Ya gerisini anlatamıycam bi milyonu tezgaha bırakıp nasıl kaçtım hiç bilmiyorum.
benimle evlenmek isteyen 6 yıl beni bekleyen bir çocuk vardı zerre umut vermesemde..
üniversiteye başlamadan önce ısrarla dönüp dolandı etrafımda, ailesini yolladı, kardeşini yolladı falan, üniversite bitti yine aynı.
neyse umudu kesti ki evlendi çoluk çocuğa karıştı. 3 yıl oluyor evleneli ama aile dostumuzun kızıyla.
bugün eve misafir davet etmiş annem. o aile dostumuz ve pek kıymetli kızlarıyla eşini de tabii.
annemin birkaç siparişini almak için markete gidiyordum bi baktım karşıdan geliyor.
akşam görüşeceğimiz yetmezmiş gibi. yani bir şey yok ama geriliyor insan. en azından eve geldiklerinde birbirimizi görecek ya da birbirimize odaklanacak zamanımız olmayacak o kadar kalabalık içinde.
neyse görmezden geldim karşıdan geldiğini görünce. o da öyle yaptı. geçtik gittik.
eve geldiğinde tam yemekleri bölmekle uğraşırken bir şey istemek için girdi mutfağa.
yemek de o kadar sıcaktı ki, tabaktan bile elim yandı, o anda da kalın sesiyle adımı söylemez mi?
birden panikledim. tam dökülüyordu ki hepsi, saçma sapan bir şekilde kurtarma operasyonu gerçekleştirdik ikimiz de.
bugün yolda seninle karşılaştık dedi sonra birden.

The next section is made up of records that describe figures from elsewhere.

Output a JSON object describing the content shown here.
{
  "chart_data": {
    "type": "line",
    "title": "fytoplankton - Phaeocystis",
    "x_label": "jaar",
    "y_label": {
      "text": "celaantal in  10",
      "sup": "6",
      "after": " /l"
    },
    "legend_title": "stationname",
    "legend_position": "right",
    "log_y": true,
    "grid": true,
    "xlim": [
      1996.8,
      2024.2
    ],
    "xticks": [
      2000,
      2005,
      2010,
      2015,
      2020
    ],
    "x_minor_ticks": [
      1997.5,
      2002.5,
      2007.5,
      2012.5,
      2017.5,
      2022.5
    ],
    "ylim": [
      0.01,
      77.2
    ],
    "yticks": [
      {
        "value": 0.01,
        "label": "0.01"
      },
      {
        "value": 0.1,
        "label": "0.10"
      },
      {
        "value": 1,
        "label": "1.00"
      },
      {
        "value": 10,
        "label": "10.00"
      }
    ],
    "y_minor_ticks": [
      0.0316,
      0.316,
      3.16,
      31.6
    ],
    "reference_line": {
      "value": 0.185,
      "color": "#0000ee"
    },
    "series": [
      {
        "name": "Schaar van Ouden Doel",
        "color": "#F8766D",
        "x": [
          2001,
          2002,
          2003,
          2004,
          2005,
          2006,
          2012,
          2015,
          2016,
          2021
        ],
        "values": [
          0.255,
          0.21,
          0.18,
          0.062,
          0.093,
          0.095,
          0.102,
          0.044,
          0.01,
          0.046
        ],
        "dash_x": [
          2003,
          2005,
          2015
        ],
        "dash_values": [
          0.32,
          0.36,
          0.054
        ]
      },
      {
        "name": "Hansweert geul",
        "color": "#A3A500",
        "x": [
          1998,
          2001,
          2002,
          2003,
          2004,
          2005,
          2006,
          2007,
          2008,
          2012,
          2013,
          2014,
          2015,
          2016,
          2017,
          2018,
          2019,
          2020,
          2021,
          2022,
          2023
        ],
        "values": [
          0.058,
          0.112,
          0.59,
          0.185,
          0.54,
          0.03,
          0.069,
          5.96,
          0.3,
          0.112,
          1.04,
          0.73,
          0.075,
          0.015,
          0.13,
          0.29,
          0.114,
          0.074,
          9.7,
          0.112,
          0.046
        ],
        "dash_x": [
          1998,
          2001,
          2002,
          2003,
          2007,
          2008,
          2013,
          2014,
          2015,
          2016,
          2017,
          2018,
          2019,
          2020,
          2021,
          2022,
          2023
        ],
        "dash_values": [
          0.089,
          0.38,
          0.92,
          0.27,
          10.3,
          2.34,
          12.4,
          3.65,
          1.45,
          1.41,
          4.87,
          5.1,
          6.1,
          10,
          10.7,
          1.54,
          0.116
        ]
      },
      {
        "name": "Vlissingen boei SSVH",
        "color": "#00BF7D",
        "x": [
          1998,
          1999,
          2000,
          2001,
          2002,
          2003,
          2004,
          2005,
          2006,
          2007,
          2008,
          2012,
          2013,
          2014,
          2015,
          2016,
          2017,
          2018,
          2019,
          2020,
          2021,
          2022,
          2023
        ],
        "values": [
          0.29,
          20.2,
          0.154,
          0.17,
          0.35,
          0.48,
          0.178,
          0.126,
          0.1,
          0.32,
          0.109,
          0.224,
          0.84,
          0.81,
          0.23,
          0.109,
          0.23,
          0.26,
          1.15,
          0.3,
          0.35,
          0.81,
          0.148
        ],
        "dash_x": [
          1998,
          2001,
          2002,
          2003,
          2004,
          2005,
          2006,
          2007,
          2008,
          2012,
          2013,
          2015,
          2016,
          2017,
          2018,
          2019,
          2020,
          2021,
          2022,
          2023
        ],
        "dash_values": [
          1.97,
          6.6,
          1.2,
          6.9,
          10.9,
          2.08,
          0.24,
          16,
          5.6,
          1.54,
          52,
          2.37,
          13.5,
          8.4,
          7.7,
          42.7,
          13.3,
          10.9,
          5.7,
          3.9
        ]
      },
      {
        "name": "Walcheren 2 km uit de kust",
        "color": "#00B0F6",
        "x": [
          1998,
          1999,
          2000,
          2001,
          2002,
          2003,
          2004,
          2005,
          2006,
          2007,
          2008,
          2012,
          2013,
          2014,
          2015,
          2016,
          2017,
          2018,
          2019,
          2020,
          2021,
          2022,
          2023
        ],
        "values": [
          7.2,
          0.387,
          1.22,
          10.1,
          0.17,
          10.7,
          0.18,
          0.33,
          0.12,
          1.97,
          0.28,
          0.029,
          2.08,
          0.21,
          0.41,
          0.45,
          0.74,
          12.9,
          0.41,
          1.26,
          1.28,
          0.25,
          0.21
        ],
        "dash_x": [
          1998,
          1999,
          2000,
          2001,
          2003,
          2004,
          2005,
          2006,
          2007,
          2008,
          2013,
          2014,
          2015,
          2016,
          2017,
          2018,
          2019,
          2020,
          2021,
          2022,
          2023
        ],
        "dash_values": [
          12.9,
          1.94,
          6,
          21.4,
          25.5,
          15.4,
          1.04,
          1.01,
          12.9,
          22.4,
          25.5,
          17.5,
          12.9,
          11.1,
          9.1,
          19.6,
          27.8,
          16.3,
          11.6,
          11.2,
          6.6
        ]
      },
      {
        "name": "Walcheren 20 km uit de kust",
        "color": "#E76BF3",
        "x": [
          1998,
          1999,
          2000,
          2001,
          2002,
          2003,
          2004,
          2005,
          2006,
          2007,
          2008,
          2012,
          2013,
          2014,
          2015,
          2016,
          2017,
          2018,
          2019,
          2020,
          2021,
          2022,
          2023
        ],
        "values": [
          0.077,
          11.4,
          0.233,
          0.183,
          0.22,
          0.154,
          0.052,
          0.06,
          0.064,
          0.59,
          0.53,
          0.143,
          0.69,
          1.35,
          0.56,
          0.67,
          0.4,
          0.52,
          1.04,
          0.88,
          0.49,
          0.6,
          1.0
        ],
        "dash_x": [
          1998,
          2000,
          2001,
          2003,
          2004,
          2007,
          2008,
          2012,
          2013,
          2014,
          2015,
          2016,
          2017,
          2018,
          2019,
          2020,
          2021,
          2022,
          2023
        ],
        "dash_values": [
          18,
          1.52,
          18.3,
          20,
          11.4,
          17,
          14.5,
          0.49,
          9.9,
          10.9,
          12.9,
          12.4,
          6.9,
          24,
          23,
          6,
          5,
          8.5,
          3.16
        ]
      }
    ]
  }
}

vay mal, hatırlatmana ne gerek var, madem hatırlatacaksın başınla selamlayıp geçeydin.
içimden sayıyorum tabii..
yanan elimi ağzıma götürdüm, yüzüne bön bön baktım.
ben şey.. demeye kalmadan, kendi kendine bir şeyler söyleyip gitti.
arkasından o giderken, gözlerim az bozuk da bazen fark etmiyorum, dikkatli bakmamışımdır farkında değilim falan dedim ama
ne kadar inandırıcı oldu bilemedim.
dükkana müşteri olarak gelen çocuğa şeker uzattığım anda annesinin kulağıma eğilip "şeker hastası" dediği an. çocuk şekere bakakaldı ben de çocuğa. "neyse gel bu küçük bir şey, sana daha büyük bir şey vereyim" deyip çubuk kraker verdim ama neye yarar?